Allerdings besprechen wir mit Bürgern lange im Voraus verschiedene Standortmöglichkeiten und beziehen deren Argumente in unsere Entscheidungsfindung ein. 4 ) Wir müssen für erstellen die erforderliche Standortanalyse der Alternativen ein Beurteilungssystem, in dem mehrere Kenngrößen, wie Größe, Situation, Ausstattung, Infrastruktur, Ausbildung, Schule, Kindergärten, Altervorstellung und Einnahmestruktur usw. eintragen, wie der Büroleiter des Sozialkontos Dortmund, Jörg Süshardt, in der Vorwoche auf der diesjährigen Veranstaltung der Bundeswehr auf Städtetages vorstellte.

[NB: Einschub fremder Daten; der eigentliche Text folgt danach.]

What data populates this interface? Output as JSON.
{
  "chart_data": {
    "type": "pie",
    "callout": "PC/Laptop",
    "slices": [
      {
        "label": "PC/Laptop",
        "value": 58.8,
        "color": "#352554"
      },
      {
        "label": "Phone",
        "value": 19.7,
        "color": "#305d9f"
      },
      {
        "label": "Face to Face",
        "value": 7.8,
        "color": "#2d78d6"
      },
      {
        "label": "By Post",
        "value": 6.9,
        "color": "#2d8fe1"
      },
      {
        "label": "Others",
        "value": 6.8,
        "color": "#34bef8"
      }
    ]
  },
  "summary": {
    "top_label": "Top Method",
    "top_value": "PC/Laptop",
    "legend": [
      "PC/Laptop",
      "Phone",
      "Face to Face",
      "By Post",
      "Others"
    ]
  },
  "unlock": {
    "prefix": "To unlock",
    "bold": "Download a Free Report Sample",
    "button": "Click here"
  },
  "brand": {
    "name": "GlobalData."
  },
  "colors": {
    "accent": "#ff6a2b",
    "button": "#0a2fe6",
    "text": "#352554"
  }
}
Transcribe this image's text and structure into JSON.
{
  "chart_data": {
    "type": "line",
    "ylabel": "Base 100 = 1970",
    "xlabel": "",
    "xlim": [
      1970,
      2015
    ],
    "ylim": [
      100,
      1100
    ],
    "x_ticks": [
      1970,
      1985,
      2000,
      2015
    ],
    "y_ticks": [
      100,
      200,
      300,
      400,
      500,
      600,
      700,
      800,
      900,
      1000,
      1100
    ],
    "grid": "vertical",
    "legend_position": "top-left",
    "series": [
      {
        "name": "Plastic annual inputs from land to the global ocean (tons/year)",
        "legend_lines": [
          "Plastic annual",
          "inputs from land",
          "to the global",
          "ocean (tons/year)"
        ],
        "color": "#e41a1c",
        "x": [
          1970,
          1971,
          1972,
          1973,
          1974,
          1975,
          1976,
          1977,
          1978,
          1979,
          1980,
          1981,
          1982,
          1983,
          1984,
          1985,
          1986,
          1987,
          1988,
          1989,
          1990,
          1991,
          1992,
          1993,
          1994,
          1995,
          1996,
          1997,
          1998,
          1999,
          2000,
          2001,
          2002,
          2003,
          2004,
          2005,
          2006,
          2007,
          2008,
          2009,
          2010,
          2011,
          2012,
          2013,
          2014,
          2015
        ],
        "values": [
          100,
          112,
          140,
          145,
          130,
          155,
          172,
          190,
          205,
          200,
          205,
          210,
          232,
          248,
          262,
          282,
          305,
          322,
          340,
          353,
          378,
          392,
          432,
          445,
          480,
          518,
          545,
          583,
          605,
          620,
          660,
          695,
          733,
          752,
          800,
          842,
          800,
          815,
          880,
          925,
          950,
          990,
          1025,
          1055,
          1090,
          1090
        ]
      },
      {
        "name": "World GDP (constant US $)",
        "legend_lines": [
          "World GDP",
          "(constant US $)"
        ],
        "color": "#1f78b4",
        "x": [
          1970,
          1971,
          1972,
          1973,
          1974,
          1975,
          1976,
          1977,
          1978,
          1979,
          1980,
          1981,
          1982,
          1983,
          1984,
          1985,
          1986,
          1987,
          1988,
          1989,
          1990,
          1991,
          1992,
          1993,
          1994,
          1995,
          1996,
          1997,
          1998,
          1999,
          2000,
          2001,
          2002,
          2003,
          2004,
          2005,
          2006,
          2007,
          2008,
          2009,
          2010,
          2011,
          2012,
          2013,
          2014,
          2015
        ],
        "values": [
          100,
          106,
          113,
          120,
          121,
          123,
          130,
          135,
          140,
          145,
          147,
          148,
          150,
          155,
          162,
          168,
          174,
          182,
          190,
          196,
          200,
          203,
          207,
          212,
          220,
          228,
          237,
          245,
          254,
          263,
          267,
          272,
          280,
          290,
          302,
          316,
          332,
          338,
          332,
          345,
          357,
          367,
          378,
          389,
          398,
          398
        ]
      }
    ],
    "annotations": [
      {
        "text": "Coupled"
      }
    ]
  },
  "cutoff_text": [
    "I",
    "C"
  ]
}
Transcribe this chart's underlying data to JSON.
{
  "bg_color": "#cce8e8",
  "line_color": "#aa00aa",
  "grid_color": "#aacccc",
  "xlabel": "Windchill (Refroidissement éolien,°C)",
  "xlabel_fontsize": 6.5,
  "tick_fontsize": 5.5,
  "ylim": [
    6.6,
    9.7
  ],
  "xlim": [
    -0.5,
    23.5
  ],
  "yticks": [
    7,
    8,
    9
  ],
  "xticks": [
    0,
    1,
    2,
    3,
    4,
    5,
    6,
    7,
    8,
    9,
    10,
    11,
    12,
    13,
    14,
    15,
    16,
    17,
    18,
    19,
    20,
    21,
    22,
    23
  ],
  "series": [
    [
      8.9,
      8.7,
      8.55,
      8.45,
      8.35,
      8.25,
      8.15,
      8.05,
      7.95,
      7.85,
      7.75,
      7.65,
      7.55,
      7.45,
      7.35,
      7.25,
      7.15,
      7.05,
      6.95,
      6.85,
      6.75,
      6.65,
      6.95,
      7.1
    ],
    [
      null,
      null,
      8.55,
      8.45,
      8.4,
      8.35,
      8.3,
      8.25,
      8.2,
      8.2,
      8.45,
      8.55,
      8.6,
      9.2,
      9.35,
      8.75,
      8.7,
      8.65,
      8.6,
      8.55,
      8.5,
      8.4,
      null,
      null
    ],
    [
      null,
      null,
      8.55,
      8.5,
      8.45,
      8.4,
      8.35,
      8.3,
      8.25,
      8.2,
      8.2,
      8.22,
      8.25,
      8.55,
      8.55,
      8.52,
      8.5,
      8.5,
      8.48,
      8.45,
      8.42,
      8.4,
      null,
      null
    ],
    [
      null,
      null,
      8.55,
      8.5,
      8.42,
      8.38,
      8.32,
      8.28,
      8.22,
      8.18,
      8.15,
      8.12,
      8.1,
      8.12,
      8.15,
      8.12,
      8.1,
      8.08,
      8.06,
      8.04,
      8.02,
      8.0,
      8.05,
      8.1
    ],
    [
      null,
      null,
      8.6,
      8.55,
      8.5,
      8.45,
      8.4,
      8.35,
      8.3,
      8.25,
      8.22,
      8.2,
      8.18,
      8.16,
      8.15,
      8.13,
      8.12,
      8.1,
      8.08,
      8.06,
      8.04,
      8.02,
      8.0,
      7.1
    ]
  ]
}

Ausgehend von dieser Auswertung erstellen wir unter müssen ein standortspezifisches Support- und Eingliederungskonzept. 5 ) Ich erachte weder die Anlagengröße für für wünschenswert, noch den Ort Rosenberg für für angemessen, von sich aus 600 Menschen in einen Mechanismus dieser Größe zu integrieren. Das ist der Grund dafür, dass wir uns in der Lage sehen. Aber wenn der Stadtrat der Landeshauptstadt Bochum heute beschließt, alle Bausteine dort zu montieren, weil wir erst nach Ablauf der Bestellfrist einen anderen Ort suchen und die erste Belegung auf 450 Plätze reduzieren, dann verlange ich:

  • ein Integrations-Konzept, das im Einklang mit Leistungsfähigkeit, aber auch dem Schwächen der Nachbarschaft steht, - ein sicherheitsbewusstes Konzept, das die Unsicherheit der Menschen berücksichtigt trägt, - die Nutzung der Unterkünfte, die im Rahmen der Gestaltung der Bausteine, aber auch zur Verhinderung möglicher Konflikte, vor allem der Familie berücksichtigt, - eine Kinder- und Jugendfreizeitanlage für der Stadtteile, - den Quartier, den Quartier, den Stadtteil,
  • die Erweiterung von Kapazität auf Grundschulen und weiterführenden Grundschulen für die Betreuung einer solchen Anzahl von Menschen, - die Pflege der Kreissportanlage Grümerbaum, Um ein nachbarschaftliches Gesamtkonzept zu schaffen, benötigen wir einen gemilderten Prozess, an dem alle, die in Administration und Öffentlichkeit mitverantwortlich sind, gemeinsam mit den Menschen in unserer Großstadt teilnehmen.